Jeff LeFevre, PhD
Adjunct Professor, Computer Science and Engineering
Jack Baskin School of Engineering
University of California, Santa Cruz
Office: Engineering 2, room 541A
jlefevre@ucsc.edu
I am currently on leave (2023-)
My research and experience focuses broadly on cloud databases and storage systems.
More specifically, I take a database physical design approach toward improving database workload performance.
Database physical design refers to the task of manipulating the physical configuration of the data storage in order to improve performance by statically or
dynamically adapting the configuration to a given workload.
Adaptations can include modifying the data layout as well as adding or removing auxiliary data structures such as indexes and materialized views under a set of resource constraints (e.g., time, storage space, network bandwidth, etc.).
I also work toward offloading database processing tasks to storage servers, e.g., SELECT, PROJECT, AGGREGATE tasks.
A generic approach requires communicating and interpreting both data semantics and processing tasks directly within all levels of the storage heirarchy.
We consider technologies such as
(1) Web Assembly (wasm), RocksDB, DuckDB, and Ceph extension classes for processing,
(2) Apache Arrow, Parquet, and Flatbuffers for data format and semantics, and
(3) Apache Flight and Substrait for task communication.
I led the
Skyhook Data Management project (2016-2021) as part of the
Center for Research on Open Source Software
at UC Santa Cruz, where I was awarded a Fellowship.
SkyhookDM takes a 'programmable storage' approach that extends open source software projects (Apache Arrow and Ceph distributed object storage)
toward in-storage data processing and management through Ceph's built-in extensions framework ('cls').
Our extensions embed Arrow libraries within Ceph objects, enabling data processing functions as well
as physical design manipulations of local object data such as data layouts or indexing.
I am pleased to announce that
Skyhook has been merged into Apache Arrow mainline in October 2021! Many thanks to all who contributed.
Please see our announcements.
Through the CROSS ,
CERN/HSF , and
Institute for Research and Innovation in Software for High Energy Physics (IRIS-HEP)
organizations, the Skyhook project earned several spots in
Google Summer of Code (GSoC) for which I was a faculty mentor (see below).
I received my PhD in 2014 and subsequently joined the
Vertica database R&D group
at Hewlett Packard in Palo Alto, where I worked for
Dr.
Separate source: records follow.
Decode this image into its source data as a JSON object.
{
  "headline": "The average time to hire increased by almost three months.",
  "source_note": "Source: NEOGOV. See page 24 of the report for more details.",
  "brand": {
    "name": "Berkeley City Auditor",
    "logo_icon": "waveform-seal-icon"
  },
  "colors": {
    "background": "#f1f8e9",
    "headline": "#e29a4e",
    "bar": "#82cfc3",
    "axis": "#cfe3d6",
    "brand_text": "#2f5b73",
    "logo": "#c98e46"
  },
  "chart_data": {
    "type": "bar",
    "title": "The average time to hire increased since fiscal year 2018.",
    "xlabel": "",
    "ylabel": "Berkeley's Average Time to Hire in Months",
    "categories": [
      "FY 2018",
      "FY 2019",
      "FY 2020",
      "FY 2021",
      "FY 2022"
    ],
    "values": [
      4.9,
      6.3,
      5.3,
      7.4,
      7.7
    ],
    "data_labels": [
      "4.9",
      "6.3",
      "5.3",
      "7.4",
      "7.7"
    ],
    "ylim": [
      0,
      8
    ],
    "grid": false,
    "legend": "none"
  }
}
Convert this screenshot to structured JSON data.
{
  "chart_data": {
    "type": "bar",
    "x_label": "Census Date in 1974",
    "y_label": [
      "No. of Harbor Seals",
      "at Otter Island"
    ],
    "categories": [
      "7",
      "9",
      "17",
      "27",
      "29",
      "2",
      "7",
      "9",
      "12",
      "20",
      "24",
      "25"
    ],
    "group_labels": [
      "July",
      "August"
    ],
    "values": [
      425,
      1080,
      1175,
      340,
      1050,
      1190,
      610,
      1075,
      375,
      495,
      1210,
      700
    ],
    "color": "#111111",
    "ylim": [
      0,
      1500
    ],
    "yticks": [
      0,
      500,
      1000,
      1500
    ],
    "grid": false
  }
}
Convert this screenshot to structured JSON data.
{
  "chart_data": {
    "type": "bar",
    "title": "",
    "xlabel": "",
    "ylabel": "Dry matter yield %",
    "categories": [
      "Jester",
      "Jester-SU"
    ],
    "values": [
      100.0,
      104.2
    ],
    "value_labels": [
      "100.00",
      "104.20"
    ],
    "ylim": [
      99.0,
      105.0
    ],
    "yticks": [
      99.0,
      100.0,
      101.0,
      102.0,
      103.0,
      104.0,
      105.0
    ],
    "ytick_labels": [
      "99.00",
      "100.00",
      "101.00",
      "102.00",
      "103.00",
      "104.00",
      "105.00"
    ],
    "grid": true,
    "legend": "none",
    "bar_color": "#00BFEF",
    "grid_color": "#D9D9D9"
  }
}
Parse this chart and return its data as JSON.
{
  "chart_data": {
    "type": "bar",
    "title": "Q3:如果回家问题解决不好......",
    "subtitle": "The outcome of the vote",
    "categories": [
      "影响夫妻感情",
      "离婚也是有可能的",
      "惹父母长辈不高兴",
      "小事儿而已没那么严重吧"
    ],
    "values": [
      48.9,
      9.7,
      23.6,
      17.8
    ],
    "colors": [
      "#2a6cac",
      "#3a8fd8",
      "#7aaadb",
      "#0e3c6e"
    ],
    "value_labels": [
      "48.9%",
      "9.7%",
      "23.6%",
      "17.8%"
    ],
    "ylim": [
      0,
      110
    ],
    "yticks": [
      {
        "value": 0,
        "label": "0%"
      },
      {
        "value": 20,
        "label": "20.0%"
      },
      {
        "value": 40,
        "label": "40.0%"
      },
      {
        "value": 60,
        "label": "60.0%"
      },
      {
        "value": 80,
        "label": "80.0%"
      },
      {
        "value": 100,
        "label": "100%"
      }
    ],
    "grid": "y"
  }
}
Meichun Hsu and
Dr. Malu Castellanos on integrating Vertica with external
database and machine learning (ML) engines such as Distributed-R and Apache Spark.
Education
Experience
- Adjunct Professor, Computer Science & Engineering (2018-present), University of California, Santa Cruz
- Research Scientist and Fellow (2017), Center for Research in Open Source Software, University of California, Santa Cruz
- R&D Engineer, Big Data (2014-2016), Hewlett Packard (Vertica database)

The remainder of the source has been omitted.